Friday, August 23, 2002

Taken At The Flood

One of my constant stand-by favourites is Agatha Christie. She wrote so many books that one can never possibly have read them all, and I am always rather excited when I come across one that I haven't yet read.

I picked up Taken At The Flood the other day (in our local London Drugs, of all places); it features Hercule Poirot and a whole string of twists of identity.

With a twist-of-identity plot, the characters become the most important feature of the mystery. A couple of my favourite characters from this one are Aunt Kathie-- who is "under spirit guidance" and puts great faith in ouija boards and mediums-- and Frances, "one of those lean greyhound women who look well in tweeds", with "a rather arrogant ravaged beauty about her face which had no make-up except a little carelessly applied lipstick". That description in particular says so much with so few carefully chosen words, which is one of the reasons why I love Agatha Christie.

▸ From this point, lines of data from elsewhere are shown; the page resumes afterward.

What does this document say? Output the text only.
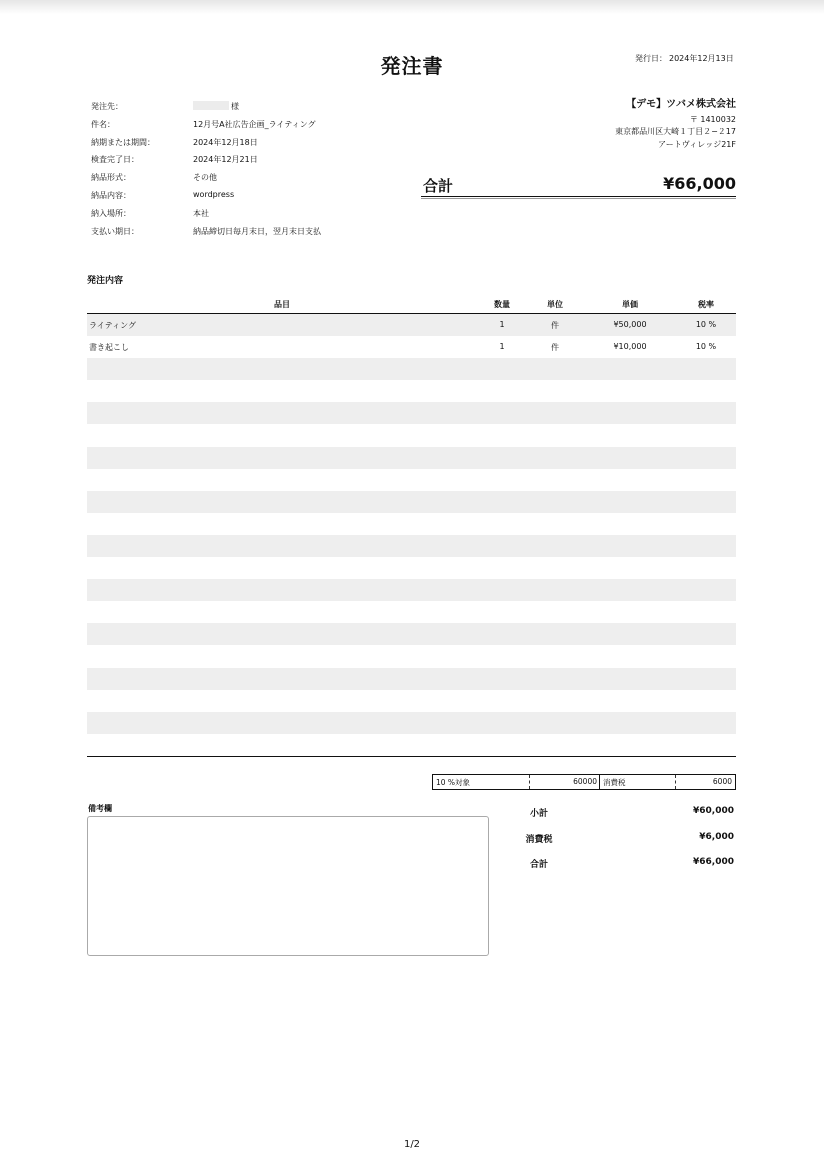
発注書	発行日： 2024年12月13日
発注先：	様
件名：	12月号A社広告企画_ライティング
納期または期間：	2024年12月18日
検査完了日：	2024年12月21日
納品形式：	その他
納品内容：	wordpress
納入場所：	本社
支払い期日：	納品締切日毎月末日，翌月末日支払
【デモ】ツバメ株式会社
〒 1410032
東京都品川区大崎１丁目２−２17
アートヴィレッジ21F
合計	¥66,000
発注内容
品目	数量	単位	単価	税率
ライティング	1	件	¥50,000	10 %
書き起こし	1	件	¥10,000	10 %
10 %対象	60000 消費税	6000
備考欄
小計	¥60,000
消費税	¥6,000
合計	¥66,000
1/2
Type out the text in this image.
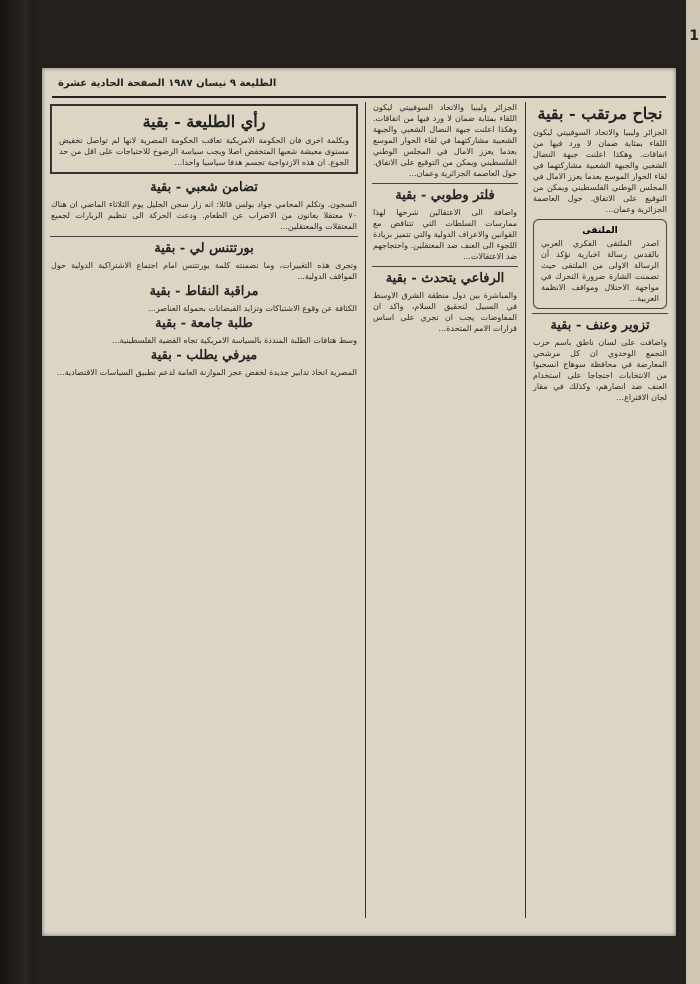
1
الطليعة ٩ نيسان ١٩٨٧ الصفحة الحادية عشرة
نجاح مرتقب - بقية
الجزائر وليبيا والاتحاد السوفييتي ليكون اللقاء بمثابة ضمان لا ورد فيها من اتفاقات. وهكذا اعلنت جبهة النضال الشعبي والجبهة الشعبية مشاركتهما في لقاء الحوار الموسع بعدما يعزز الامال في المجلس الوطني الفلسطيني ويمكن من التوقيع على الاتفاق. حول العاصمة الجزائرية وعمان...
الملتقى
اصدر الملتقى الفكري العربي بالقدس رسالة اخبارية تؤكد أن الرسالة الاولى من الملتقى حيث تضمنت الشارة ضرورة التحرك في مواجهة الاحتلال ومواقف الانظمة العربية...
تزوير وعنف - بقية
واضافت على لسان ناطق باسم حزب التجمع الوحدوي ان كل مرشحي المعارضة في محافظة سوهاج انسحبوا من الانتخابات احتجاجا على استخدام العنف ضد انصارهم، وكذلك في مقار لجان الاقتراع...
الجزائر وليبيا والاتحاد السوفييتي ليكون اللقاء بمثابة ضمان لا ورد فيها من اتفاقات. وهكذا اعلنت جبهة النضال الشعبي والجبهة الشعبية مشاركتهما في لقاء الحوار الموسع بعدما يعزز الامال في المجلس الوطني الفلسطيني ويمكن من التوقيع على الاتفاق. حول العاصمة الجزائرية وعمان...
فلتر وطوبي - بقية
واضافة الى الاعتقالين شرحها لهذا ممارسات السلطات التي تتناقض مع القوانين والاعراف الدولية والتي تتميز بزيادة اللجوء الى العنف ضد المعتقلين. واحتجاجهم ضد الاعتقالات...
الرفاعي يتحدث - بقية
والمباشرة بين دول منطقة الشرق الاوسط في السبيل لتحقيق السلام، واكد ان المفاوضات يجب ان تجري على اساس قرارات الامم المتحدة...
رأي الطليعة - بقية
وبكلمة اخرى فان الحكومة الامريكية تعاقب الحكومة المصرية لانها لم تواصل تخفيض مستوى معيشة شعبها المتخفض اصلا ويجب سياسة الرضوخ للاحتياجات على اقل من حد الجوع. ان هذه الازدواجية تجسم هدفا سياسيا واحدا...
تضامن شعبي - بقية
السجون. وتكلم المحامي جواد بولس قائلا: انه زار سجن الجليل يوم الثلاثاء الماضي ان هناك ٧٠ معتقلا يعانون من الاضراب عن الطعام. ودعت الحركة الى تنظيم الزيارات لجميع المعتقلات والمعتقلين...
بورتتنس لي - بقية
وتجرى هذه التغييرات، وما نضمنته كلمة بورتتنس امام اجتماع الاشتراكية الدولية حول المواقف الدولية...
مراقبة النقاط - بقية
الكثافة عن وقوع الاشتباكات وتزايد الفيضانات بحمولة العناصر...
طلبة جامعة - بقية
وسط هتافات الطلبة المنددة بالسياسة الامريكية تجاه القضية الفلسطينية...
ميرفي يطلب - بقية
المصرية اتخاذ تدابير جديدة لخفض عجز الموازنة العامة لدعم تطبيق السياسات الاقتصادية...
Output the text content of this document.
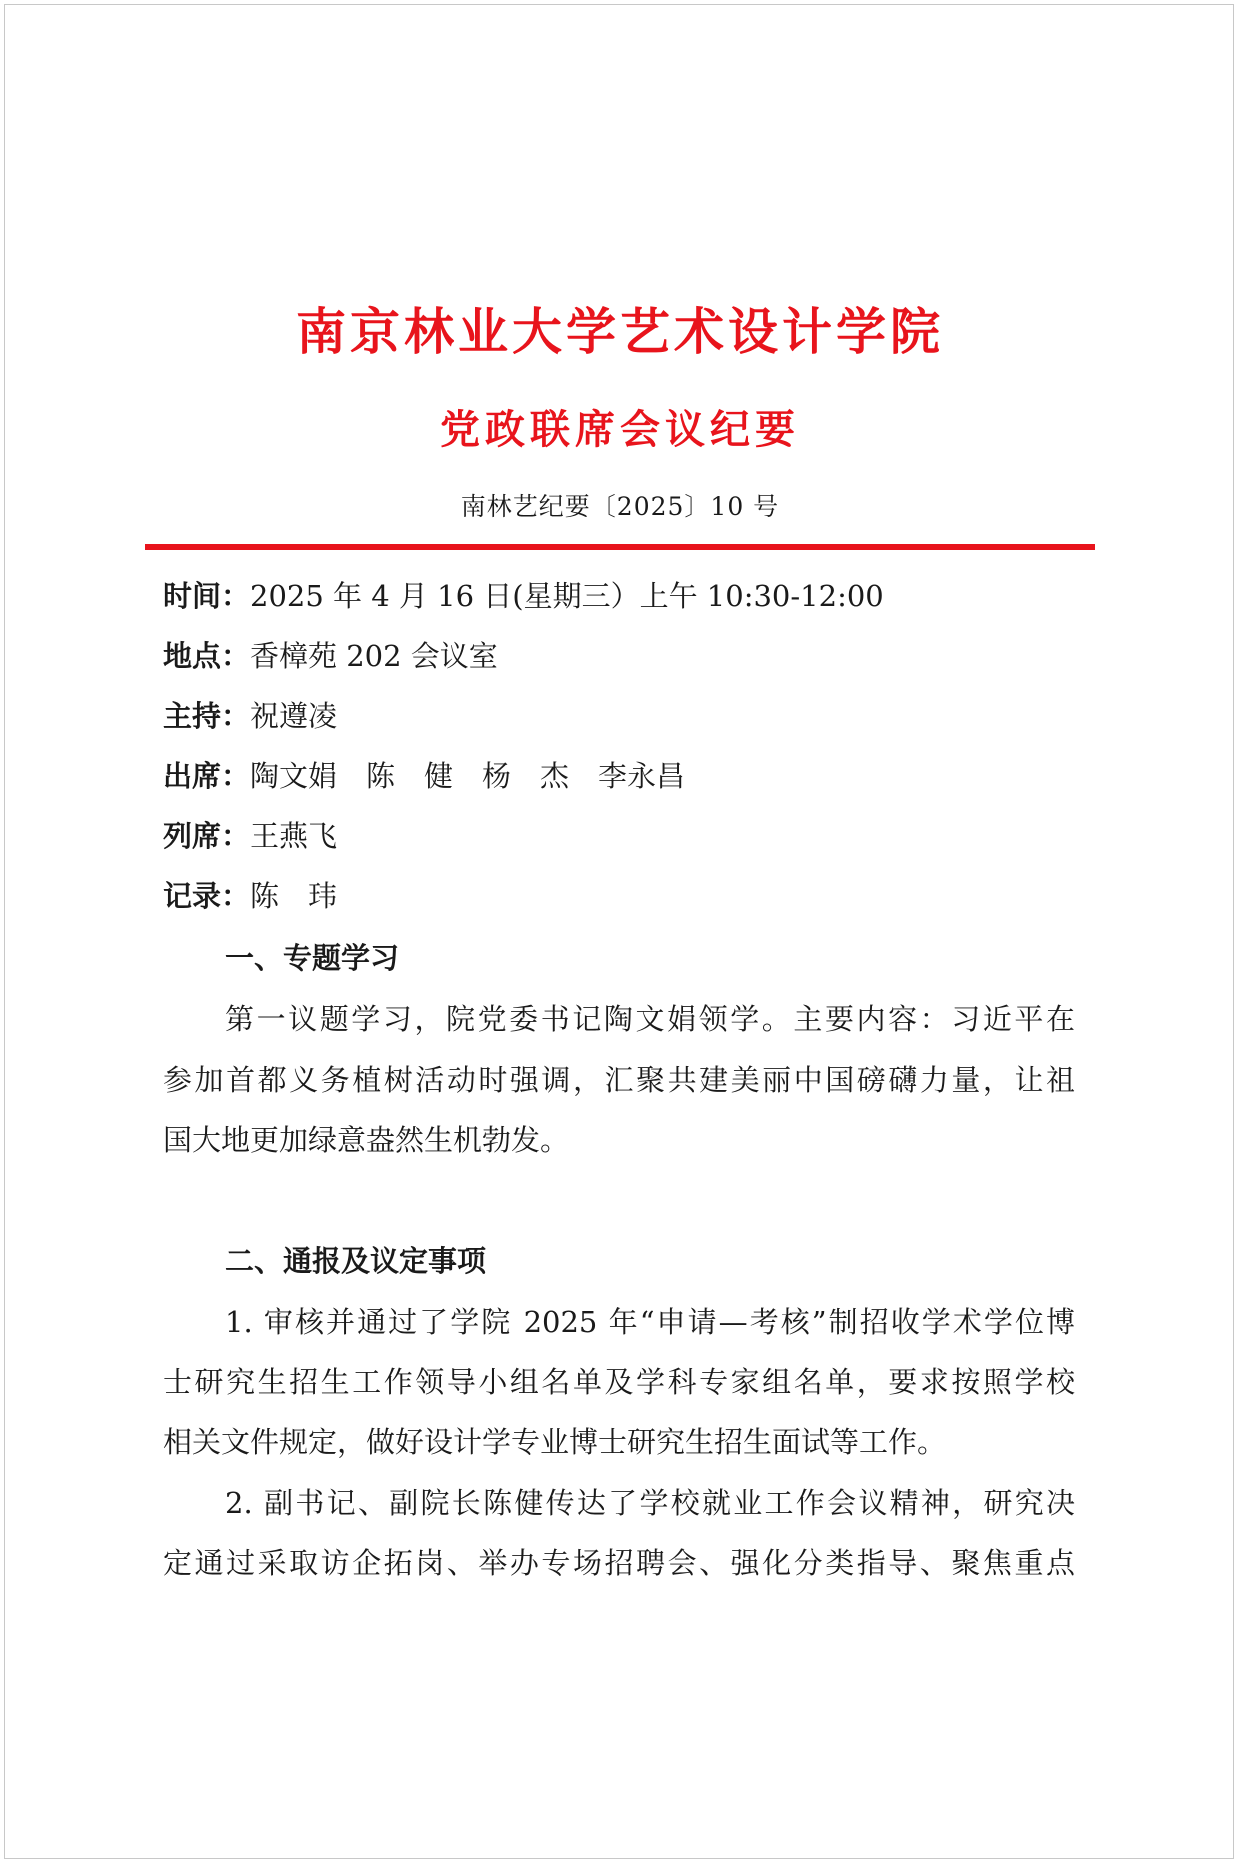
南京林业大学艺术设计学院
党政联席会议纪要
南林艺纪要〔2025〕10 号
时间：2025 年 4 月 16 日(星期三）上午 10:30-12:00
地点：香樟苑 202 会议室
主持：祝遵凌
出席：陶文娟　陈　健　杨　杰　李永昌
列席：王燕飞
记录：陈　玮
一、专题学习
第一议题学习，院党委书记陶文娟领学。主要内容：习近平在
参加首都义务植树活动时强调，汇聚共建美丽中国磅礴力量，让祖
国大地更加绿意盎然生机勃发。
二、通报及议定事项
1. 审核并通过了学院 2025 年“申请—考核”制招收学术学位博
士研究生招生工作领导小组名单及学科专家组名单，要求按照学校
相关文件规定，做好设计学专业博士研究生招生面试等工作。
2. 副书记、副院长陈健传达了学校就业工作会议精神，研究决
定通过采取访企拓岗、举办专场招聘会、强化分类指导、聚焦重点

Anyone who dismisses Christie as a serious writer because of her prolific writing or her status as a 'mystery novelist' is missing some very clever snapshots of human nature and life in England... and in the case of Taken At The Flood, an interesting perception of life after war-- for those who stayed behind and those who went to war and returned-- for men who stayed at home and women who went as Wrens and returned.

Even more than most Christie mysteries, this one is worth reading.